Nuclear arms are a terrible evil. There will be a day when the earth is filled with the knowledge of the glory of God as the waters cover the sea, when every garment rolled in blood is thrown into the fire and every sword beaten into a plough and nuclear arms will be a horrible memory of our fallenness on that day. But, for now, the greatest threat is that the monstrous power of nuclear arms be concentrated in the hands of those who do not share some of the values we cherish. I know patriotism isn’t fashionable and our actions on the international stage often leave a lot to be desired, but I still believe that the UK is a force for good in the world. Because of our Judeo-Christian inheritance and the Bible’s insistence on innate human dignity and value, we believe in the rule of law – that no government is above justice – we believe in essential freedoms and tolerance. I think it’s fair to say that we hold our nuclear arms, not as a matter of national pride and status, but with fear and trembling and great uncertainty as is fitting. Ask yourself, is that the case with every other power with nuclear arms? Is now the time to concentrate power in the hands of those who see these weapons as symbols of prestige or as vehicles to promote selfish national interest? Is now the time to choose the possibly tragic comedy of soft power over the undoubted influence for good we already possess?

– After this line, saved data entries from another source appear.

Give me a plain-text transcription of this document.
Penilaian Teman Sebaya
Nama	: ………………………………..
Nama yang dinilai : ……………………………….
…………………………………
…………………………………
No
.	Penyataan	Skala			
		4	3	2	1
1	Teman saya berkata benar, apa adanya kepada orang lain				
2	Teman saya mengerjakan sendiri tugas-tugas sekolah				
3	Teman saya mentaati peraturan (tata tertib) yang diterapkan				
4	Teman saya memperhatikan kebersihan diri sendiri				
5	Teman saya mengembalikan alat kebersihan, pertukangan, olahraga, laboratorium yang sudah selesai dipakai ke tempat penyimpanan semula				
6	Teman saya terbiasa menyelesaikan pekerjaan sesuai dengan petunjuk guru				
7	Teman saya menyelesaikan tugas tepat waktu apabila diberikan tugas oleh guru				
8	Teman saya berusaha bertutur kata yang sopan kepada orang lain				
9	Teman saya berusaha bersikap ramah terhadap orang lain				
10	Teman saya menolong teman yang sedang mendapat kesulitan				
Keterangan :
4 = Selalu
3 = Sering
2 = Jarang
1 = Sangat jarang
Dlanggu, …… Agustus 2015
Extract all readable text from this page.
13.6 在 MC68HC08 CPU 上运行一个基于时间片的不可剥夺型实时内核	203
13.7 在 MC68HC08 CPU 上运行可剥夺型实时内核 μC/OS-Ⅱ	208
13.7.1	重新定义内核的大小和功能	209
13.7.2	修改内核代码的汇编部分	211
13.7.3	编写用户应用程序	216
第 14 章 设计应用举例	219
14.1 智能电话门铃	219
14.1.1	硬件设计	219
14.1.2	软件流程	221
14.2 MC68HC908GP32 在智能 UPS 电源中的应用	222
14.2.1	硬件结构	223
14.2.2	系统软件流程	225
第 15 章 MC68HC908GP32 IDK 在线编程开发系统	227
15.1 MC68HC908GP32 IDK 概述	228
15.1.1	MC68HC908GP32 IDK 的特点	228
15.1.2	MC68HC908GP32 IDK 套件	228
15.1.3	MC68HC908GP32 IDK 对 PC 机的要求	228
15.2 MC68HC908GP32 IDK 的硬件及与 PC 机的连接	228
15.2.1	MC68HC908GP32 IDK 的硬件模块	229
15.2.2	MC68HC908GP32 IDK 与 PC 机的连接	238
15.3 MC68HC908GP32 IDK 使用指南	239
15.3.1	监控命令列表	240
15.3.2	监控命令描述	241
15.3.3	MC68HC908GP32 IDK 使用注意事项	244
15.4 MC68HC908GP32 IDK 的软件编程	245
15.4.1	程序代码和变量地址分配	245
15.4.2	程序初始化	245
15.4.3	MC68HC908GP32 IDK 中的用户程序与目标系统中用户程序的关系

As a New Testament scholar, I’m often worried by claims about trajectories in the Bible – guesses as to where the Bible would have gone if it was still being written. Just behind the upper car park is a huge space fenced off for archery practice – its enormous for a good reason. Once you’ve released your arrow, there’s no real way to be certain where its going to go. The report accompanying this motion claims a pacifist trajectory for the New Testament. That could be true, but there’s no real way to know. The works that make up the New Testament were not written for makers of political policy. Why? Because power was concentrated in the hands of an emperor whose divine claim to total power could hardly be resisted. But as some of us were reminded by Prof Lieu yesterday, the basic political unit of the Greco-Roman world was the household. Polybius and Dionysus of Halicarnassus both argued that the household was a microcosm of the state: with the master of the house secure in his hold on power, the state would run well. So when Paul and Peter take these household codes and adjust them to address slaves and women, when they claim the slave’s real master is the Lord Jesus and that he is the master of the masters, reducing the household masters claim to total power, these are perhaps the most politically orientated writings in the New Testament. Their very real imperative is the levelling of the power playing field to end the tyranny of the household, still very much alive in Mozart’s day. Is this a playing field we want to tilt now when it comes to nuclear arms?